File Change Priority
DeepDrftShared.Client/Components/TrackCard.razor Drop mud-theme-secondary from fallback; drop Color="Color.Surface" from all 4 MudText; add class hooks deepdrft-track-title / -artist / -meta required
DeepDrftPublic/wwwroot/styles/deepdrft-styles.css §8 Navy-glass fallback (dark), moss-green/off-white text (dark), light fallback fallback-bg, optional content scrim required
same §8 / §9 Genre chip distinct treatment (3a) optional
DeepDrftShared.Client/Components/TrackCard.razor MudCard Elevation="0" + glass border on container (3d) recommended for true match
TracksView.razor skeleton tint (3c) polish defer

5. Open questions to resolve before / during implementation

  1. Green on title vs. green on label (§2b reading 1 vs 2). Default to reading 1 (title in moss-green) unless the user says otherwise.
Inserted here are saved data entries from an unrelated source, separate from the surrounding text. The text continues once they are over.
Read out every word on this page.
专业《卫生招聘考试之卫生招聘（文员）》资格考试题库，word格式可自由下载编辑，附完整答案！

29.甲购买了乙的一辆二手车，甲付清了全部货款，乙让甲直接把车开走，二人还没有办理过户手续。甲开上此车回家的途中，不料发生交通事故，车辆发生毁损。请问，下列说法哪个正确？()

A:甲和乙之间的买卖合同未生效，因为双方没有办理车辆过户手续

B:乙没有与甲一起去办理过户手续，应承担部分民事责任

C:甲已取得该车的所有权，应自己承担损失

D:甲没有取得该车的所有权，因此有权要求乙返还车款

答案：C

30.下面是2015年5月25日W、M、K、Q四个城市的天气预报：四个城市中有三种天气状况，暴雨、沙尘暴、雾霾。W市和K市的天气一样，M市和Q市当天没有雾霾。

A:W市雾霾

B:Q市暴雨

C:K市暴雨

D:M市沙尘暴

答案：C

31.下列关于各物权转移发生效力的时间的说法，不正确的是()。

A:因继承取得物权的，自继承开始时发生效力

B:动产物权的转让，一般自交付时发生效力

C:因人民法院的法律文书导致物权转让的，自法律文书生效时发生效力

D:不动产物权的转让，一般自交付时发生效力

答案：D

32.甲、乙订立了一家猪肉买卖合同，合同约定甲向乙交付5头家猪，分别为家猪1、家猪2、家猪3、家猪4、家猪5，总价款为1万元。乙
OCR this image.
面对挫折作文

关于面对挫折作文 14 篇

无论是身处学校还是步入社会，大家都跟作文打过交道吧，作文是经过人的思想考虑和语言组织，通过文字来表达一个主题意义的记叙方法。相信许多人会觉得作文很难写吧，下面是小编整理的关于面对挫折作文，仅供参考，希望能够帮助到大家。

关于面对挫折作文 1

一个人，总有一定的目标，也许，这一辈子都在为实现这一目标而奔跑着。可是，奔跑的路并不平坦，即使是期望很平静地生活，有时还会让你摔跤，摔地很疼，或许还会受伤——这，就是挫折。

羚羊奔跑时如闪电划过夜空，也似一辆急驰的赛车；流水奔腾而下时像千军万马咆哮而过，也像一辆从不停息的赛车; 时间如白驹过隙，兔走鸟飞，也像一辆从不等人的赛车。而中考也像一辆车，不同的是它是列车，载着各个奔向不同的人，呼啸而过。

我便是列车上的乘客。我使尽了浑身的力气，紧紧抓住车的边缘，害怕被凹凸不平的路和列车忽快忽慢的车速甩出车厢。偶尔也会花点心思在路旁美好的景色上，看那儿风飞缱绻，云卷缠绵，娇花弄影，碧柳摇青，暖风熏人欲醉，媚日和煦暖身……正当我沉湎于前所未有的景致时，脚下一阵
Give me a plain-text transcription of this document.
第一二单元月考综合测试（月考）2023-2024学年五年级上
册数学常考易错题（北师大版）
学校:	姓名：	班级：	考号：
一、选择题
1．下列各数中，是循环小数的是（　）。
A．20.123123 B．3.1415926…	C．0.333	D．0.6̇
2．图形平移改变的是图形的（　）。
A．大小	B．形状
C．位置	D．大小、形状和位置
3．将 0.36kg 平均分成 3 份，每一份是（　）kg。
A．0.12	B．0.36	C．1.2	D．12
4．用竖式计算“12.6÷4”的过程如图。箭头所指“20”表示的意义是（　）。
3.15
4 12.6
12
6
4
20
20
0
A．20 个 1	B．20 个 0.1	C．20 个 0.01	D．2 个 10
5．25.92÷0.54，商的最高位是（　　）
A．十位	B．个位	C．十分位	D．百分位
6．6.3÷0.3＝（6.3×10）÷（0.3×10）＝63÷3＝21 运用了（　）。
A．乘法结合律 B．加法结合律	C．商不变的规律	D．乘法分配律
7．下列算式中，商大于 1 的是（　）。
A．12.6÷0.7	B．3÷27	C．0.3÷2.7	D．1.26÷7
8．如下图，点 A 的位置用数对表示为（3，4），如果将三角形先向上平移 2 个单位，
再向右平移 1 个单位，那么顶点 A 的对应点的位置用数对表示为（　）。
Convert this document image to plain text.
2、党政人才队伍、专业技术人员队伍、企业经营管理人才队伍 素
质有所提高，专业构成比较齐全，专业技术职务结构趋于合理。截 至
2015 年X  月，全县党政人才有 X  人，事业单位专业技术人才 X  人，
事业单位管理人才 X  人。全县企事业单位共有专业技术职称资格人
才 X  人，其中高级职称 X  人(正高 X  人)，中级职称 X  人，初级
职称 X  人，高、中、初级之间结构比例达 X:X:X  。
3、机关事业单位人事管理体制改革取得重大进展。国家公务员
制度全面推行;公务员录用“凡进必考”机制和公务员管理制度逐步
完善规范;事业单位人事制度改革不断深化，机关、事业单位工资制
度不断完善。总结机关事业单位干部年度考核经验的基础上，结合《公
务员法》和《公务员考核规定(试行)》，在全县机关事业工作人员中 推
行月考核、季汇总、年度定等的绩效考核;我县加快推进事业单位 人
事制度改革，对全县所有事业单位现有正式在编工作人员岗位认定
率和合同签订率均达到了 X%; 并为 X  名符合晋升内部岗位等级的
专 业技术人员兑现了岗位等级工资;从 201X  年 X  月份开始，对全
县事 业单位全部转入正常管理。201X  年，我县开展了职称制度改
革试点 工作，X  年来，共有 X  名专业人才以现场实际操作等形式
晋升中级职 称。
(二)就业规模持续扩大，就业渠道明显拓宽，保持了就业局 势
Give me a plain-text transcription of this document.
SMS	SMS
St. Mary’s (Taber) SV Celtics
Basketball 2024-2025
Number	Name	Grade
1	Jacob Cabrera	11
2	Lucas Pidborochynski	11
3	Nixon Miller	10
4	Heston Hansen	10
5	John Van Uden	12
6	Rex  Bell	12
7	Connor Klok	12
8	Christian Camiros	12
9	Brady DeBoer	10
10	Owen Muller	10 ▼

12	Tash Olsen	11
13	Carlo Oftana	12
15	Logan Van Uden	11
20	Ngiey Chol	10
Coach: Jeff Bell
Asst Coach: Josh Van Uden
  2. Does the CMS host render TrackCard, and does it link deepdrft-styles.css? Determines whether the light-mode rules belong in deepdrft-styles.css or the shared token layer. This is the only blocker for the light path; the dark path (what the user actually asked for) is unblocked.
  3. Scrim or no scrim over album art (§2c). Recommend yes; confirm.
  4. Match the glass edge (Elevation 0 + border, §3d) — confirm the user wants full aesthetic match vs. color-only.